2

I am new to regex and I have been going round and round on this problem.

PHP: Check alphabetic characters from any latin-based language? gives the brilliant regex to check for any characters in the Latin script, which is part of what I need.

^\p{Latin}+$

and provides a working example at https://regex101.com/r/I5b2mC/1

If I use the regex in PHP by using

echo preg_match('/^\p{Latin}+$/', $testString);

and $testString contains only Latin letters, the output will be 1. If there is any non-Latin letters, the output will be 0. Brilliant.

To add numbers in I tried ^\p{Latin}+[[:alnum:]]*$ but that allows any characters in the Latin script OR non-Latin letters and numbers (letters without accents — grave, acute, cedilla, umlaut etc.) as it is the equivalent to [a-zA-Z0-9].
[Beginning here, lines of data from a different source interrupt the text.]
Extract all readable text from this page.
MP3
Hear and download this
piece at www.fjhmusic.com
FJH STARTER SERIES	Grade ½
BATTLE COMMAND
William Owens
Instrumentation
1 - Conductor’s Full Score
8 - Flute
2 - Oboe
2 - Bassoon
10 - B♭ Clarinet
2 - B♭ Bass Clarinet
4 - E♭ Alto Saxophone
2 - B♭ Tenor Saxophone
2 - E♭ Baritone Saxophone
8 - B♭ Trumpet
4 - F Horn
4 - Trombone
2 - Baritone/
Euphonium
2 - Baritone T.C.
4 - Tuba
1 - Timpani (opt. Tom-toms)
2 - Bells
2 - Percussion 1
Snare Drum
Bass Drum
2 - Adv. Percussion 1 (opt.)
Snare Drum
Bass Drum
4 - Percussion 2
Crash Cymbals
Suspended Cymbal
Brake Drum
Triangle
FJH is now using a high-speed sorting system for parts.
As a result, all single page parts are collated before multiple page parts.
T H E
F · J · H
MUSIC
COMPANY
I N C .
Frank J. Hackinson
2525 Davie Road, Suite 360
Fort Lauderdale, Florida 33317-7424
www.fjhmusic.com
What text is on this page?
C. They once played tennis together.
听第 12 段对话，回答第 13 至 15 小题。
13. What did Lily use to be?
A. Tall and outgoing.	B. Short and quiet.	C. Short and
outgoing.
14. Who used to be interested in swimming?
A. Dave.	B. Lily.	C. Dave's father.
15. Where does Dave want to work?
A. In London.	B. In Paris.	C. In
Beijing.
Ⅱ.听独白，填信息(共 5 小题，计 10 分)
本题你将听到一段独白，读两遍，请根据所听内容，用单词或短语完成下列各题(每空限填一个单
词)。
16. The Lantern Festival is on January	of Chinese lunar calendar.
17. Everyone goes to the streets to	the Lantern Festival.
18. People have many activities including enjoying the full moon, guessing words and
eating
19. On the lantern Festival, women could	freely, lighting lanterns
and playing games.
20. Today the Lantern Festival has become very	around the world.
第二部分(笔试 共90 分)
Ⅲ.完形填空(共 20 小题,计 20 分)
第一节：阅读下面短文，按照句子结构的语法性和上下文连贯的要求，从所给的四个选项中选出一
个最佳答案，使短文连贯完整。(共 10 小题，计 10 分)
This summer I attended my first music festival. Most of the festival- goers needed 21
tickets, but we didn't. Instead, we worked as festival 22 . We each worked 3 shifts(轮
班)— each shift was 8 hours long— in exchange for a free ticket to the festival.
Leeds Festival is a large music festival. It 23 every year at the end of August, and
If you add any numbers with characters in the Latin script, echo preg_match('/^\p{Latin}+[[:alnum:]]*$/', $testString); returns a 0. All numbers return a 0 too. This can be confirmed by editing the expression in https://regex101.com/r/I5b2mC/1

How do I edit the expression in echo preg_match('/^\p{Latin}+$/', $testString); to output a 1 if there are any characters in the Latin script, any numbers and/or spaces in $testString? For example, I wish for a 1 to be output if $testString is Café ßüs 459.

Chris Rogers
  • 370
  • 3
  • 22

2 Answers2

2

There are at least two things to change:

  • Add u flag to support chars other than ASCII (/^\p{Latin}+$/ => /^[\p{Latin}]+$/u)
  • Create a character class for letters, digits and whitespace patterns (/^\p{Latin}+$/u => ^[\p{Latin}]+$/u)
  • Then add the digit and whitespace patterns. If you need to support any Unicode digits, add \d. If you need to support only ASCII digits, add 0-9.

Thus, you can use

preg_match('/^[\p{Latin}\s0-9]+$/u', $testString) // ASCII only digits
preg_match('/^[\p{Latin}\s\d]+$/u', $testString)  // Any digits

Also, \s with u flag will match any Unicode whitespace chars.

Wiktor Stribiżew
  • 607,720
  • 39
  • 448
  • 563
1

More generally, it is possible to prohibit any string containing letters that are not Latin (without to add one by one characters or groups of characters you want to allow):

$re = '~ ^ (?! .* [^\PL\p{Latin}] ) .+ $ ~mux';

demo

If you want strings with at least one Latin letter (and no letters from other alphabets), you can use a script run to build your pattern:

$re = '~ ^ [^\pL\r\n]* (?= \p{Latin} ) (*sr: .+ ) $ ~mux';

demo

These two solutions may be more flexible. Obviously it all depends on the goal.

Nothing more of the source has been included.